Halktan bu kadar uzak olan dönem edebiyatçıları, burjuva bakışıyla anlatabilir mi bizim insanımızı? Emeklerini, nasırlarını, açlığını, hastalığını, annesini, ölen babasını görebilir mi halkının gözünde? Peki halk? Acaba kendini görebilmiş midir şaşalı kelimeler arasında?

‘E.C dünyasının maddesi erkek, ruhu kadındır… Fakat, dikkat ediniz, Cedideciler nasıl sanki madde hiç yokmuş ve bütün evren ruhmuş gibi konuşuyorlarsa, tıpkı öyle, Cedide edebiyatında da hemen hemen erkek yok gibidir. Hatta orada, yalnız erkeği değil, genel olarak insanı zor bulursunuz: Bütün konular, bütün sahneler kadın doludur. İnsanın yerini hep kadın tutmuştur! Kadın ise… huri, melek, peri, çiçek, bebek olabilir.’

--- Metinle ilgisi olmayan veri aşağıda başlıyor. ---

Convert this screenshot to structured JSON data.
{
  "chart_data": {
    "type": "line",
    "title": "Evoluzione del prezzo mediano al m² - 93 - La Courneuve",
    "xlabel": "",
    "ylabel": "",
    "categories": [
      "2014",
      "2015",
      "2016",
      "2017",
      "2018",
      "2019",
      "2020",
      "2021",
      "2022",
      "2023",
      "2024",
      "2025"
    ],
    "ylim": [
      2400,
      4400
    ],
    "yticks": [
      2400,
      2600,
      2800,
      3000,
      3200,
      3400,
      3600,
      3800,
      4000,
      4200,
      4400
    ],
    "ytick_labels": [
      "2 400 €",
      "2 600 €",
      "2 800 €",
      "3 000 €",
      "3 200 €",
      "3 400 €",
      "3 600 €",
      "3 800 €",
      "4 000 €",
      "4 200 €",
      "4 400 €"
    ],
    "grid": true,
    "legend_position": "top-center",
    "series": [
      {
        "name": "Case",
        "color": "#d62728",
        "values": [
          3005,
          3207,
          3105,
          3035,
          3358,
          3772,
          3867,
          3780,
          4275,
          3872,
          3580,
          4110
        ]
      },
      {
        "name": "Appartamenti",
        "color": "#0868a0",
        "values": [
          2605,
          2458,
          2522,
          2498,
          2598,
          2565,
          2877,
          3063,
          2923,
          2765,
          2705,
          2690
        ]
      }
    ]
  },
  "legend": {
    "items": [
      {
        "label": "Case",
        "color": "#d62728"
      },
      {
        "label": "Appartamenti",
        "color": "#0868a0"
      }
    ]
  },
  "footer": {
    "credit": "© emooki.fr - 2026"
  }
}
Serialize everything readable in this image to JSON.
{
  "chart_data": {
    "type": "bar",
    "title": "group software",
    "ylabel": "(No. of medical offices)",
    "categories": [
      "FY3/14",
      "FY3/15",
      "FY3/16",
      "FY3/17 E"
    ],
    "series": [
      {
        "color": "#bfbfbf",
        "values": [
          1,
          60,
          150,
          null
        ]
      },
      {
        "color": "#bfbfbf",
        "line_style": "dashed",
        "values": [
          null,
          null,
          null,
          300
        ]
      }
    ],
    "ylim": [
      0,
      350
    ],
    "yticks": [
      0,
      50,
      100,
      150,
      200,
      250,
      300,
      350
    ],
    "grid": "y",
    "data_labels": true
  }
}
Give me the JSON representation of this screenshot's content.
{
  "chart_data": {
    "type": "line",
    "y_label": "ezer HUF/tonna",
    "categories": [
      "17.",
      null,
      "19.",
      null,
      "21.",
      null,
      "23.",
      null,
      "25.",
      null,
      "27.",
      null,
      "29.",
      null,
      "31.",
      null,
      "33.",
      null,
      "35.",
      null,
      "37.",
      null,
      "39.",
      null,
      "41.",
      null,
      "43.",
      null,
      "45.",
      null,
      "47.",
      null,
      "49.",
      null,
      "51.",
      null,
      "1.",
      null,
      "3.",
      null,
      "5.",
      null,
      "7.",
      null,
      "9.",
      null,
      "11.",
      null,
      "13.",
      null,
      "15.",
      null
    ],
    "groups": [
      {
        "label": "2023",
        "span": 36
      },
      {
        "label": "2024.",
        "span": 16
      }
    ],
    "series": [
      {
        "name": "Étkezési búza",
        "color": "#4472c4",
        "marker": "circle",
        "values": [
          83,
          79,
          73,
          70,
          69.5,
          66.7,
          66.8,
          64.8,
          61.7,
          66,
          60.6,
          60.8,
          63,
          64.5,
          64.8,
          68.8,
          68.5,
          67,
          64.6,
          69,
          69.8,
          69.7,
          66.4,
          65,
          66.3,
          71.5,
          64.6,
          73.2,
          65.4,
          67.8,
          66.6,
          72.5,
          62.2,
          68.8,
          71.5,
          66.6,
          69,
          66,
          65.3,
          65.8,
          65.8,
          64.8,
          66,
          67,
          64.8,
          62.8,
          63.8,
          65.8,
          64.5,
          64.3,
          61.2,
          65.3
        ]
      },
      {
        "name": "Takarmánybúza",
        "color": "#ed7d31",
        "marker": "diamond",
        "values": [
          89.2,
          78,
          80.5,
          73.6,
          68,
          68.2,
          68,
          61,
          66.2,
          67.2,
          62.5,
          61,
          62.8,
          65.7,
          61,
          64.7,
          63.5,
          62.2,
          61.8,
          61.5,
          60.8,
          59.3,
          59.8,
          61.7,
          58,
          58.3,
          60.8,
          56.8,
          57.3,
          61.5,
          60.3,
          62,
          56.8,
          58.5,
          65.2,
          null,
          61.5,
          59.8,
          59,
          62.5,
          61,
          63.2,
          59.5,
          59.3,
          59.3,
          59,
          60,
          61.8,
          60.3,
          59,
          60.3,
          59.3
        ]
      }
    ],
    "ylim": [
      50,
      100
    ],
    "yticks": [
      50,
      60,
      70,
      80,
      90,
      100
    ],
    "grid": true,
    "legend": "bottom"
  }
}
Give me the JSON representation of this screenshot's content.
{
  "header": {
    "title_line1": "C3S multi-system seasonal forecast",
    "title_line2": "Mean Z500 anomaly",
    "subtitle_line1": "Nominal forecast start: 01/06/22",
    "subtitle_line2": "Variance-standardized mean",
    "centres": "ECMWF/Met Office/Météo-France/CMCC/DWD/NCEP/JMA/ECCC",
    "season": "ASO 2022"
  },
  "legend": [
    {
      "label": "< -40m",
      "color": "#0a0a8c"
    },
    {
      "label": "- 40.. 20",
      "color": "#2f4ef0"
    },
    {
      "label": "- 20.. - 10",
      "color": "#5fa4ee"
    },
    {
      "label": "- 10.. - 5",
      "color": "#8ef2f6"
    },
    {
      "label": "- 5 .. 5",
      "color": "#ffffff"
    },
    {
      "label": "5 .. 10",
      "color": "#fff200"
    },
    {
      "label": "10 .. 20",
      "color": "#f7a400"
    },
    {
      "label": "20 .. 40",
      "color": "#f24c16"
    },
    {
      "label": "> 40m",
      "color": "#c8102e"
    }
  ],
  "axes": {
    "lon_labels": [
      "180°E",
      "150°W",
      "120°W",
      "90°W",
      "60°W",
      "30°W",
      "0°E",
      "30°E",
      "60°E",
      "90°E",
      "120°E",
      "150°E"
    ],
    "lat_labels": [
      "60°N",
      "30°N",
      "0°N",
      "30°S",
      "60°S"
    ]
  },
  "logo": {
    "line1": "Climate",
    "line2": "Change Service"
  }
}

Mart sayısında yazdığımız gibi, Edebiyat-ı Cedide'nin Otopsisi, 'Edebiyat-ı Cedide' isimli bir şiir dergisinin, hapisteyken Kıvılcımlı'nın eline geçmesi üzerine yazılıyor. Sadece bu örnek bile, dergiciliğin edebiyat alanındaki önemine büyük bir işaret bırakıyor. 1861’de çıkan Mecmua-i Fünun’dan günümüze kadar binlerce edebiyat ve sanat dergisinin basıldığı, büyük bir çoğunluğunun kısa süre sonra kapanmak veya kapatılmak zorunda bırakıldığı Türkiye’de, 'dergicilik' ayrı ve çok kapsamlı bir yazının konusudur. Ancak, Sanat Cephesi’nin bu alandaki konumunu tarif edebilmemiz için, kısa hatırlatmalar yapalım...

1911 çıkışlı 'Genç Kalemler' ve 1913 çıkışlı 'Halka Doğru' dergilerini başlangıç noktası olarak alırsak, – bu iki dergi de Batı özentili bir çizgi çizmiştir- iz bırakan dergilerin azlığı, üzerinde durulması gereken bir konudur. Dönemi içinde edebiyata yön vermiş, akımların oluşmasına kaynaklık etmiş, bugün 'üstad' sayılan o dönemin genç edebiyatçılarına sayfalarını açmış bu dergilerin günümüzde bile koleksiyonunun yapılması, doğru işler yaptıklarını kanıtlıyor. Bugün kıyasıya eleştirilen edebiyat akımlarının oluştuğu bu dergiler, ülkemizdeki dergiciliğin gelişimine veya gerilemesine de tanıklık sağlıyor...

Nazım Hikmet'in 'Putları Yıkıyoruz' u yayınladığı Resimli Ay (1923-1933), 1936-1938 arasında çıkan ve Salâh Birsel, Dağlarca, Sait Faik gibi o dönemin genç edebiyatçılarına yer veren Gündüz, Aziz Nesin ve Nazım Hikmet'in (Nurettin Eşfak takma adıyla) emek verdiği ve sıkıyönetim tarafından kapatılan Ses (1939-1948), yine kadrosunda Nazım Hikmet (İbrahim Sadri takma adıyla), Cahit Irgat, Orhan Kemal, A.Kadir gibi isimlerin bulunduğu Yürüyüş, Aziz Nesin ve Sabahattin Ali'nin Markopaşa'sı, Cemal Süreya'nın Papirüs'ü, 1933'den beri yayın hayatına devam eden en uzun soluklu edebiyat dergisi ünvanlı Varlık, 'edebiyat ve sanat dergiciliği' denince bir çırpıda sayacağımız, iz bırakan dergilerdir.

113 sayı çıkan Kaynak, 102 sayı çıkan Dost, 128 sayı çıkan Yeni Dergi'de uzun süre yayın hayatına devam etmiştir.1950 kuşağının yetiştiği Kaynak ve Nazım Hikmet'in 'Kurtuluş Savaşı Destanı'nı yayınladığı için kapatılan Yığın, Behice Boran-Boratav işbirliğiyle çıkan Yurt ve Dünya da döneme cesaretleriyle damgasını vuran dergilerdir.

2 yılı aşkın süredir her geçen ay kendisini geliştirerek, hatalarından ders çıkararak ilerleyen Sanat Cephesi dergisi, ilk sayılarına nazaran aldığı eleştirilerin azalması, bütün olarak bir dergi olma yolunda somut adımlar atmasıyla, günümüz edebiyatının ihtiyaç duyduğu kırılmayı başarabilecek midir?